Functional Assay for T4 Lysozyme-Engineered G Protein-Coupled Receptors with an Ion Channel Reporter

Structural studies of G protein-coupled receptors (GPCRs) extensively use the insertion of globular soluble protein domains to facilitate their crystallization. However, when inserted in the third intracellular loop (i3 loop), the soluble protein domain disrupts their coupling to G proteins and impedes the GPCRs functional characterization by standard G protein-based assays. Therefore, activity tests of crystallization-optimized GPCRs are essentially limited to their ligand binding properties using radioligand binding assays.
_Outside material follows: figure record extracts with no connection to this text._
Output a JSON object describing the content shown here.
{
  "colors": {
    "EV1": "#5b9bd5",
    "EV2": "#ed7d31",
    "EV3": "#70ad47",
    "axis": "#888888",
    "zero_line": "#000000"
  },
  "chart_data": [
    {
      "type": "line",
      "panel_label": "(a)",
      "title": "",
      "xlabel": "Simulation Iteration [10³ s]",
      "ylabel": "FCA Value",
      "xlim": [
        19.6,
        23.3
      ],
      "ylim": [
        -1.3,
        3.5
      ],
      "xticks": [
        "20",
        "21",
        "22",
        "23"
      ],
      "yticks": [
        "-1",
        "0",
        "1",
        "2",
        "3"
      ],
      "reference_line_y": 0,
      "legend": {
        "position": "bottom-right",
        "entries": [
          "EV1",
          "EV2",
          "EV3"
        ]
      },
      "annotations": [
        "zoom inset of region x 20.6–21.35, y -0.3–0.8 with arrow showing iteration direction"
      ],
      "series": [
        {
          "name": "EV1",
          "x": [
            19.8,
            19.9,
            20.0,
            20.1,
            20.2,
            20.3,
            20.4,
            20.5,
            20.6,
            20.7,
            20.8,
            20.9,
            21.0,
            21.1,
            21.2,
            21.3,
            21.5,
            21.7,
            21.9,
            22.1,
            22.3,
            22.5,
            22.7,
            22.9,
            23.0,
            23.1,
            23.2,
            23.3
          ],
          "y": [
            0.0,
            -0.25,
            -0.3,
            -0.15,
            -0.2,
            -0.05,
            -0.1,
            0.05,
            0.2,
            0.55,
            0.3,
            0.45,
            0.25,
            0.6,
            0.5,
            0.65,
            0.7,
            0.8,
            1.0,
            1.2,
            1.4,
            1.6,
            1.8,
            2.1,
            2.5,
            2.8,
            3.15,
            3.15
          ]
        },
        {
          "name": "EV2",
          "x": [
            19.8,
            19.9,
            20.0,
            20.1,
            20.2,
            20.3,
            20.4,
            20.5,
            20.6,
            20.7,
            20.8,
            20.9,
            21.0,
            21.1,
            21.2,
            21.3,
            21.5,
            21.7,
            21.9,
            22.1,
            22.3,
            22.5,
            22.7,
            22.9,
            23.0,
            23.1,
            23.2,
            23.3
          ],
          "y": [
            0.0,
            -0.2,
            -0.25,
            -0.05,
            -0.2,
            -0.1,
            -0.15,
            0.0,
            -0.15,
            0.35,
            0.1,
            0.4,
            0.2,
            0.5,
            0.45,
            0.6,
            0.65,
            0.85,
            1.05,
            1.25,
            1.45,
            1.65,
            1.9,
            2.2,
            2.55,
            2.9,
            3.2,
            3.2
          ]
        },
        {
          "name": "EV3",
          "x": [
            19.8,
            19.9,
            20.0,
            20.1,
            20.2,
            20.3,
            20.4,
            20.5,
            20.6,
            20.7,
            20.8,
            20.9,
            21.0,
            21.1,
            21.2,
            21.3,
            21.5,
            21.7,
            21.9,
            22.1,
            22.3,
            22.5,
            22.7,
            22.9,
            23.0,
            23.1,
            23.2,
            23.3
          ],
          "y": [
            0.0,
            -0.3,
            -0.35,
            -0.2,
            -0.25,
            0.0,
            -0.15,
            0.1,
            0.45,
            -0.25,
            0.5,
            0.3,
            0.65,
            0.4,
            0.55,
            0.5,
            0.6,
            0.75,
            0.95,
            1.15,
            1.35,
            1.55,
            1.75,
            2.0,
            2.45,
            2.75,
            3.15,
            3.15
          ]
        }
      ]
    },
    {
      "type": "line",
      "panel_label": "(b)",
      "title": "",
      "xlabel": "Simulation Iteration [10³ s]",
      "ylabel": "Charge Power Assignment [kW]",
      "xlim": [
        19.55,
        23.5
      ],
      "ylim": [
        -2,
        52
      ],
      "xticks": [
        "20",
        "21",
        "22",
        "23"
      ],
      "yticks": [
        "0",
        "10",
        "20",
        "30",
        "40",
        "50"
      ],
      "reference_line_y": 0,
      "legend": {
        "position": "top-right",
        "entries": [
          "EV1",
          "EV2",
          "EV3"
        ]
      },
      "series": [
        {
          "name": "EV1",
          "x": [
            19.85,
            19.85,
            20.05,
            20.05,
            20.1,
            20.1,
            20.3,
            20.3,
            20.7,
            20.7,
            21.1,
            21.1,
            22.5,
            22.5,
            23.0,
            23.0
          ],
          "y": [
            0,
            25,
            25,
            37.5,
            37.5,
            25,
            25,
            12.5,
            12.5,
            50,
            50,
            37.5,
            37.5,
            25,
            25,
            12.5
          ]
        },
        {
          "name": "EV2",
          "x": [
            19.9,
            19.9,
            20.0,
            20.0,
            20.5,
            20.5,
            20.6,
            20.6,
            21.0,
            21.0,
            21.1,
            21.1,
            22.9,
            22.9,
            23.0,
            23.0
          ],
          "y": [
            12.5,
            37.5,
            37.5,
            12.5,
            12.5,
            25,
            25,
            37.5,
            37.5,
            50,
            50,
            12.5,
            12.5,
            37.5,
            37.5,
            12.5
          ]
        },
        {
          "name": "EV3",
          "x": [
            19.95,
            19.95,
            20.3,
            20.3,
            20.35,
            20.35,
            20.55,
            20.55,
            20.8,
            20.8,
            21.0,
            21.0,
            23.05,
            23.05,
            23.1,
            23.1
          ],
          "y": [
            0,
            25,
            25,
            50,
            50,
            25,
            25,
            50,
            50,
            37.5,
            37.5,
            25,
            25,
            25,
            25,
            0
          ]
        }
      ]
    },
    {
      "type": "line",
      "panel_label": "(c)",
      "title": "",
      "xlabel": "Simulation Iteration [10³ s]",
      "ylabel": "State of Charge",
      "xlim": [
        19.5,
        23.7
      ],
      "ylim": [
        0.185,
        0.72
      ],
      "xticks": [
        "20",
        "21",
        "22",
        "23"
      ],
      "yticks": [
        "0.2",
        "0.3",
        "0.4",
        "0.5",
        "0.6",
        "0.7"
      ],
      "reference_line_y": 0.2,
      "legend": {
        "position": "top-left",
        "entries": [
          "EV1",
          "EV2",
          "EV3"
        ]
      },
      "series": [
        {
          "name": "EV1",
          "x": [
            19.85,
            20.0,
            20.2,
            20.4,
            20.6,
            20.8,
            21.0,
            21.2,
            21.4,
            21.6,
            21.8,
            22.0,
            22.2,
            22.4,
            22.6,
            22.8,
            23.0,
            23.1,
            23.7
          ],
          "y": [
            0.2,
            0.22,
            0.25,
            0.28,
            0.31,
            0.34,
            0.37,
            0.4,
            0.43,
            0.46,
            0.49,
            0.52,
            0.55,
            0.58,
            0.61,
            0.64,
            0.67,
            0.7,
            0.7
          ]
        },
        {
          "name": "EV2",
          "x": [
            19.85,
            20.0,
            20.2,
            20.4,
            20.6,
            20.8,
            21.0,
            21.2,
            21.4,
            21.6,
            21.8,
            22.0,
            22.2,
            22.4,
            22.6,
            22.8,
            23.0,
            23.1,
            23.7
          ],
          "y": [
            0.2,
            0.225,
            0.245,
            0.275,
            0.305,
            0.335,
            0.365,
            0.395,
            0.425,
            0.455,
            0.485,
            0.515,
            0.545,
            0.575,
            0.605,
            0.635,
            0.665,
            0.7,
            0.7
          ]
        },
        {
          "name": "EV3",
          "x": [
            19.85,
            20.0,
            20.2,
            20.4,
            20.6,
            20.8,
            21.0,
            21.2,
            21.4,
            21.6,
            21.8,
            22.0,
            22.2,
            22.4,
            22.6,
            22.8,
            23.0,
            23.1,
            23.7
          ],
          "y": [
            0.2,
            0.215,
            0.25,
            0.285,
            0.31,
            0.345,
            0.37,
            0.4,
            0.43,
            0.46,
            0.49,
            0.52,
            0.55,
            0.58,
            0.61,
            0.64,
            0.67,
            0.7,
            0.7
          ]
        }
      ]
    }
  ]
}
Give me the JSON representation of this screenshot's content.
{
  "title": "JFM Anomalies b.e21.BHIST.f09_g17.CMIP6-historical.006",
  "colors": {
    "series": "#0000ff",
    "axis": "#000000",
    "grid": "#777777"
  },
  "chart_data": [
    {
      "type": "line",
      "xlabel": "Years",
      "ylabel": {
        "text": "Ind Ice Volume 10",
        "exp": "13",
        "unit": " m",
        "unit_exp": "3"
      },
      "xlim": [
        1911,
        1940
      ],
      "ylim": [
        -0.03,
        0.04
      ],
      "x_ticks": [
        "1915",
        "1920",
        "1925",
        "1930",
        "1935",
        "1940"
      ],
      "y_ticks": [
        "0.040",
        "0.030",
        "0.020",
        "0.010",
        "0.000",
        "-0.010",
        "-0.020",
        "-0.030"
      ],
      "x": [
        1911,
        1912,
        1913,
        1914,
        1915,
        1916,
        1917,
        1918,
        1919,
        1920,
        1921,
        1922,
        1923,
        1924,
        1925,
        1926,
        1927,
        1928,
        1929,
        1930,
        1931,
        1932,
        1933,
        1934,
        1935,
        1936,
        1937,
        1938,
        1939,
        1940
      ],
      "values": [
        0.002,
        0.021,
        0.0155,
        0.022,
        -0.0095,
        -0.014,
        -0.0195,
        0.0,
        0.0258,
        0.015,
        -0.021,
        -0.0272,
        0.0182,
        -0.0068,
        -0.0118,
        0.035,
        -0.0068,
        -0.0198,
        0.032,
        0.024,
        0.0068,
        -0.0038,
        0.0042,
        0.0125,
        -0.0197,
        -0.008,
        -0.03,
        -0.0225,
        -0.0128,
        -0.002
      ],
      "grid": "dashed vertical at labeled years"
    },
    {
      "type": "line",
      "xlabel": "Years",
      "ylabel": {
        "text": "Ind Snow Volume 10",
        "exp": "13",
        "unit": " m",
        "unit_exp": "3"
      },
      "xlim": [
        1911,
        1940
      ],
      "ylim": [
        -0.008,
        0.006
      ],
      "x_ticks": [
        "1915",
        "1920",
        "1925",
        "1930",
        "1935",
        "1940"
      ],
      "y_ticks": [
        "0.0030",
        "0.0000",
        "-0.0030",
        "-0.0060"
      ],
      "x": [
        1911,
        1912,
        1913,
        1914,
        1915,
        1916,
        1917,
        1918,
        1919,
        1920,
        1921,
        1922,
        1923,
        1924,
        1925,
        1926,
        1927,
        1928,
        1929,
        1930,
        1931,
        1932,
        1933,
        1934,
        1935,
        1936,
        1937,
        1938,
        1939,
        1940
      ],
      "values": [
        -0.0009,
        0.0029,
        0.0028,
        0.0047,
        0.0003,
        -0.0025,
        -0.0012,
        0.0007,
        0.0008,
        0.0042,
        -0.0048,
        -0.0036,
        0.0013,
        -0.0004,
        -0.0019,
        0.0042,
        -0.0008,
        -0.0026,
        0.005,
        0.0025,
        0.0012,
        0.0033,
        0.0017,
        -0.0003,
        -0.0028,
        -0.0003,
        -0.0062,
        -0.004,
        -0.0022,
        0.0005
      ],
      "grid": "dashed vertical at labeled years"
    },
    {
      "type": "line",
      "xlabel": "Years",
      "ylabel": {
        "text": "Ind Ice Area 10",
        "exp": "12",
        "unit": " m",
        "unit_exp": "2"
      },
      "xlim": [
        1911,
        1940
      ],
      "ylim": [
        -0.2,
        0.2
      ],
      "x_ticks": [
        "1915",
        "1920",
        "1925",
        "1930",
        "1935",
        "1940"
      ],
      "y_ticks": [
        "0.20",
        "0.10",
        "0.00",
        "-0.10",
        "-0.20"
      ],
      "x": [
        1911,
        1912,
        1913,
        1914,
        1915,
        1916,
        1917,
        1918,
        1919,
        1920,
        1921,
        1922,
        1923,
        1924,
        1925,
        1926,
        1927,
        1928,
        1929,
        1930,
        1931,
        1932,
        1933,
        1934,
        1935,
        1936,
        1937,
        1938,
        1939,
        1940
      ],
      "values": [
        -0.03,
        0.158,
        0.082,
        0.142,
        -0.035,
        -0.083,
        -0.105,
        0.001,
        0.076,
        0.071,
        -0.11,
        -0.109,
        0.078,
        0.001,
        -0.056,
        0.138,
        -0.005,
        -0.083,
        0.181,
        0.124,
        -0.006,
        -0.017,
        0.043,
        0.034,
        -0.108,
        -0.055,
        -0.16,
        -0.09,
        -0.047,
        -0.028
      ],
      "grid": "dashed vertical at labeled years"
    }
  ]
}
Functional characterization of additional thermostabilizing mutations requires the insertion of similar mutations in the wild-type receptor to allow G protein-activation tests. We demonstrate that ion channel-coupled receptor technology is a complementary approach for a comprehensive functional characterization of crystallization-optimized GPCRs and potentially of any engineered GPCR. Ligand-induced conformational changes of the GPCRs are translated into electrical signal and detected by simple current recordings, even though binding of G proteins is sterically blocked by the added soluble protein domain. [Display omitted] •Comprehensive functional characterization of GPCR(T4L) by a fused ion channel•G protein-independent detection of agonist- and antagonist-bound states•Determination of apparent ligand affinities and efficacies on single cells•Experiments are suitable to automation using two-electrode voltage-clamp robots Crystallization of GPCRs often requires some degree of protein engineering, such as insertion of soluble protein domains in intracellular loops, which may suppress G protein binding. Niescierowicz et al. present a functional assay for the characterization of engineered GPCRs based on an ion channel reporter.